Copyright (c) 1982, 2019, Oracle.  All rights reserved.

  USER          = 
  URL           = jdbc:oracle:oci8:@xepdb1
  Error Message = no ocijdbc18 in java.library.path
  USER          = 
  URL           = jdbc:oracle:thin:@(DESCRIPTION=(ADDRESS=(PROTOCOL=TCP)(HOST=oraclexe)(PORT=1521))(CONNECT_DATA=(SERVER=DEDICATED)(SERVICE_NAME=XEPDB1)))
  Error Message = ORA-01017: invalid username/password; logon denied

No success yet, but there’s an important clue in the output the first URL indicates that indeed an OCI connection was tried, except that a shared library was missing from Java’s library path. I guessed correctly that ocijdbc18 is part of the instant client 18 basic installation.
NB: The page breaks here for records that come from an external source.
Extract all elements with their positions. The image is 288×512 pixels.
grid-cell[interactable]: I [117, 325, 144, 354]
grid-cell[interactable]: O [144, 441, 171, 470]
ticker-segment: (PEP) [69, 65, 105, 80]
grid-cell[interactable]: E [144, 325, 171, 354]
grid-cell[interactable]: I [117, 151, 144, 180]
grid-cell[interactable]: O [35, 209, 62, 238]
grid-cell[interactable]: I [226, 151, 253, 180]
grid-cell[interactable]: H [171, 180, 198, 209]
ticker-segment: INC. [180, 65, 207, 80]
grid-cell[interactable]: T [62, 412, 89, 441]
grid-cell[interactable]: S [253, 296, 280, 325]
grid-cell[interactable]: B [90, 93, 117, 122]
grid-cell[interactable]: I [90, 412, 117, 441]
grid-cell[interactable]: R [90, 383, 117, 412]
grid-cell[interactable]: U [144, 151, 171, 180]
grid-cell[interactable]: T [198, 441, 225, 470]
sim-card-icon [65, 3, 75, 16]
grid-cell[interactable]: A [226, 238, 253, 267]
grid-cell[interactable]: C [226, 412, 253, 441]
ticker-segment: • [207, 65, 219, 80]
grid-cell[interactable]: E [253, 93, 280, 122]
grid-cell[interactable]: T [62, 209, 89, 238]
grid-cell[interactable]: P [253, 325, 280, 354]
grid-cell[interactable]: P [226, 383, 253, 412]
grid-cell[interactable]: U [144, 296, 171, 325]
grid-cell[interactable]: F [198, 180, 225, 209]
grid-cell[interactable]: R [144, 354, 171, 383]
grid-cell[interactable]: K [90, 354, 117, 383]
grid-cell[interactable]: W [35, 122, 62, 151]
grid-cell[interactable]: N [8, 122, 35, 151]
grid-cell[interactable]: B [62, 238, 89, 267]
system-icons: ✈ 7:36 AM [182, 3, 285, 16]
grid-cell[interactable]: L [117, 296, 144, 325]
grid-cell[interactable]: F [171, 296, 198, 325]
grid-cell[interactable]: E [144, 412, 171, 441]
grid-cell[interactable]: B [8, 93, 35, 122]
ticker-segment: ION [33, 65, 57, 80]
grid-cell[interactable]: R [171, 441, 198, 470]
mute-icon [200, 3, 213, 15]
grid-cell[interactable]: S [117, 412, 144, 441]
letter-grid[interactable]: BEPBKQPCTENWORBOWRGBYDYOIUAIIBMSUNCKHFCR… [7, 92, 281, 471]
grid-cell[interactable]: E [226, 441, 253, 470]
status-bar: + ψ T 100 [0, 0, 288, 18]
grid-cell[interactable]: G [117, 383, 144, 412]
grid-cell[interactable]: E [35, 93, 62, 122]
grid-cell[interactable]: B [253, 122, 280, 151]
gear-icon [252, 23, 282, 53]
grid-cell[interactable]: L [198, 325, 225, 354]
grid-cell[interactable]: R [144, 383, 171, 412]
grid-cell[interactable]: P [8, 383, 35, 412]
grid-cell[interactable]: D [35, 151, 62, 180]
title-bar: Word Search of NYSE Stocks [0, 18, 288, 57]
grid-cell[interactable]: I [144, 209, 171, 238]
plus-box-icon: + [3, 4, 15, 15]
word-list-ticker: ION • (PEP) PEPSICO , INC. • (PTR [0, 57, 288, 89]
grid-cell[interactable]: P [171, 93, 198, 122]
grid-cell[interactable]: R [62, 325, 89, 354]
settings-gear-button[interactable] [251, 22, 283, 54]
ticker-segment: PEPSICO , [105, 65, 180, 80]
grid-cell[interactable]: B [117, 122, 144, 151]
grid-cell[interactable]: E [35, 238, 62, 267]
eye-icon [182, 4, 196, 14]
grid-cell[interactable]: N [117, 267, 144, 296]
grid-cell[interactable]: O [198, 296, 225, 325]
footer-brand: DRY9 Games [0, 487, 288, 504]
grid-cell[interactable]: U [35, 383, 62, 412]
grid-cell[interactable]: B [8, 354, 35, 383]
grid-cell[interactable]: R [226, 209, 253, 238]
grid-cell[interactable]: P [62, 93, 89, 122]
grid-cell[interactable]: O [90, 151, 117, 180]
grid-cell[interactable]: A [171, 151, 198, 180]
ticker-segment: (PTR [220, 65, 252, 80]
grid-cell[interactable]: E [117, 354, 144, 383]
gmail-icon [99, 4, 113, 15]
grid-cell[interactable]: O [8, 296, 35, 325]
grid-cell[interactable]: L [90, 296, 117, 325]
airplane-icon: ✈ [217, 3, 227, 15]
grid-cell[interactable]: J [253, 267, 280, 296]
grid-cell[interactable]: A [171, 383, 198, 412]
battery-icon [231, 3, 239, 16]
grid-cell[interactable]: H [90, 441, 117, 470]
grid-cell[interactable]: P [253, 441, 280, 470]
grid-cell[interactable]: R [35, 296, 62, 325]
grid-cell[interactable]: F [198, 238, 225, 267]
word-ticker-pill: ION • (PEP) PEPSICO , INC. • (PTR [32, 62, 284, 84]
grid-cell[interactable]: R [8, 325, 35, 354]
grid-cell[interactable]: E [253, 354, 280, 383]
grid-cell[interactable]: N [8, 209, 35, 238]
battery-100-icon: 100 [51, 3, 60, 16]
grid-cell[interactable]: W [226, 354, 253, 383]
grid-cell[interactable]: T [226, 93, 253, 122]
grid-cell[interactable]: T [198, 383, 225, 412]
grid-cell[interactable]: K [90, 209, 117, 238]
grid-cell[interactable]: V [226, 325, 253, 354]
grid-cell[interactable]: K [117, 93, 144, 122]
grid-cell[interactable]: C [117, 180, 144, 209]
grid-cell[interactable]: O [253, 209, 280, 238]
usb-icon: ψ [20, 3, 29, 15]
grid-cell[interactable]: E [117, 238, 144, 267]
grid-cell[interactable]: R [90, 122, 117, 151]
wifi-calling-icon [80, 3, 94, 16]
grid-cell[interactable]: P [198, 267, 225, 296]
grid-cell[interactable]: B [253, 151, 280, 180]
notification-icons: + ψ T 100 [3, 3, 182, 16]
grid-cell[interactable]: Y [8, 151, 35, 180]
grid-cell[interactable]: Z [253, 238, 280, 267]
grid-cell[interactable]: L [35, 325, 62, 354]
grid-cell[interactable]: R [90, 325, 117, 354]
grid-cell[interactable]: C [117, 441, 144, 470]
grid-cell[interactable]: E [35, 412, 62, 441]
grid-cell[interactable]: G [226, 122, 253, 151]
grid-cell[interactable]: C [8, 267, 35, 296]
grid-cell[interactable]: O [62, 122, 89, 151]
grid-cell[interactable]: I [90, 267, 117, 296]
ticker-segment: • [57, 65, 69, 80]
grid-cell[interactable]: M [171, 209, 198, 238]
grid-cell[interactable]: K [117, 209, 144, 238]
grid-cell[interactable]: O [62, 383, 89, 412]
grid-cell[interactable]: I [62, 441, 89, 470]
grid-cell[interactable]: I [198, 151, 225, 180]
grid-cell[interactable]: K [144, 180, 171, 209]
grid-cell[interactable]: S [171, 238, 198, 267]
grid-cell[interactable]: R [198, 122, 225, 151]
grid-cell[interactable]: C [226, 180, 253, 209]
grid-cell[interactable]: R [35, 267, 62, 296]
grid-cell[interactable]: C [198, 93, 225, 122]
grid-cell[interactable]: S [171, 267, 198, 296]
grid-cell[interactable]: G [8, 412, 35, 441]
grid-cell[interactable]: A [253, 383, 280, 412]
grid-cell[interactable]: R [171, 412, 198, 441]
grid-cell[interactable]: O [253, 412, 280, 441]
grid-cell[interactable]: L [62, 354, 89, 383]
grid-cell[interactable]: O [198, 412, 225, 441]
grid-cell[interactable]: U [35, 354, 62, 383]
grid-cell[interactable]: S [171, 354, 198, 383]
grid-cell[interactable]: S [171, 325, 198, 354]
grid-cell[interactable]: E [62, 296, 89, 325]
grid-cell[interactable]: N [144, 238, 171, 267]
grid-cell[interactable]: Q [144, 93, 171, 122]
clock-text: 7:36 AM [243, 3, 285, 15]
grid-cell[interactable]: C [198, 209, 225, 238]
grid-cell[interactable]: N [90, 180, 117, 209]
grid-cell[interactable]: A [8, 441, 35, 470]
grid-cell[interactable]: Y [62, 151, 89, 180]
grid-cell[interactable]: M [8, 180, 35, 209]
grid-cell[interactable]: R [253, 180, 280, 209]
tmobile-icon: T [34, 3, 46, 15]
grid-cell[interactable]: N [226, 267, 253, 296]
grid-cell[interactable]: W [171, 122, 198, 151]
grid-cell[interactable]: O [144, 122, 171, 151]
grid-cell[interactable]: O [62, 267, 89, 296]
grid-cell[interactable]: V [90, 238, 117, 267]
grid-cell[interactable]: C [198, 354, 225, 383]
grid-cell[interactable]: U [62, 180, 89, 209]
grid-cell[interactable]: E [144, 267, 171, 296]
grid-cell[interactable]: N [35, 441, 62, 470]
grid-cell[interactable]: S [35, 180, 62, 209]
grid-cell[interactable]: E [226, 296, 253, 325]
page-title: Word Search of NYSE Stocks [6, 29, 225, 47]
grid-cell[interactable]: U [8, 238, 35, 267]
After installing the RPM for the latest 18c instant client I confirmed libocijdb18.so was part of the package.

From what I understand java doesn’t pick up the configuration created by ldconfig and you either have to set java.library.path manually (as in java -Djava.library.path=…) or set LD_LIBRARY_PATH. The latter is easier, and it gave me the desired result:

$ export LD_LIBRARY_PATH=/usr/lib/oracle/18.5/client64/lib:$LD_LIBRARY_PATH
$ echo "select user from dual" | /home/oracle/sqlcl/bin/sql -L -oci /@xepdb1

SQLcl: Release 19.1 Production on Fri May 17 06:15:29 2019

Copyright (c) 1982, 2019, Oracle.  All rights reserved.

Last Successful login time: Fri May 17 2019 06:15:32 -04:00

Connected to:
Oracle Database 18c Express Edition Release 18.0.0.0.0 - Production
Version 18.4.0.0.0

USER                                                                                                                            
------------------------------------------------------------------------
MARTIN                                                                                                                    

Disconnected from Oracle Database 18c Express Edition Release 18.0.0.0.0 - Production
Version 18.4.0.0.0

Result! I can use sqlcl to connect to a database using a wallet.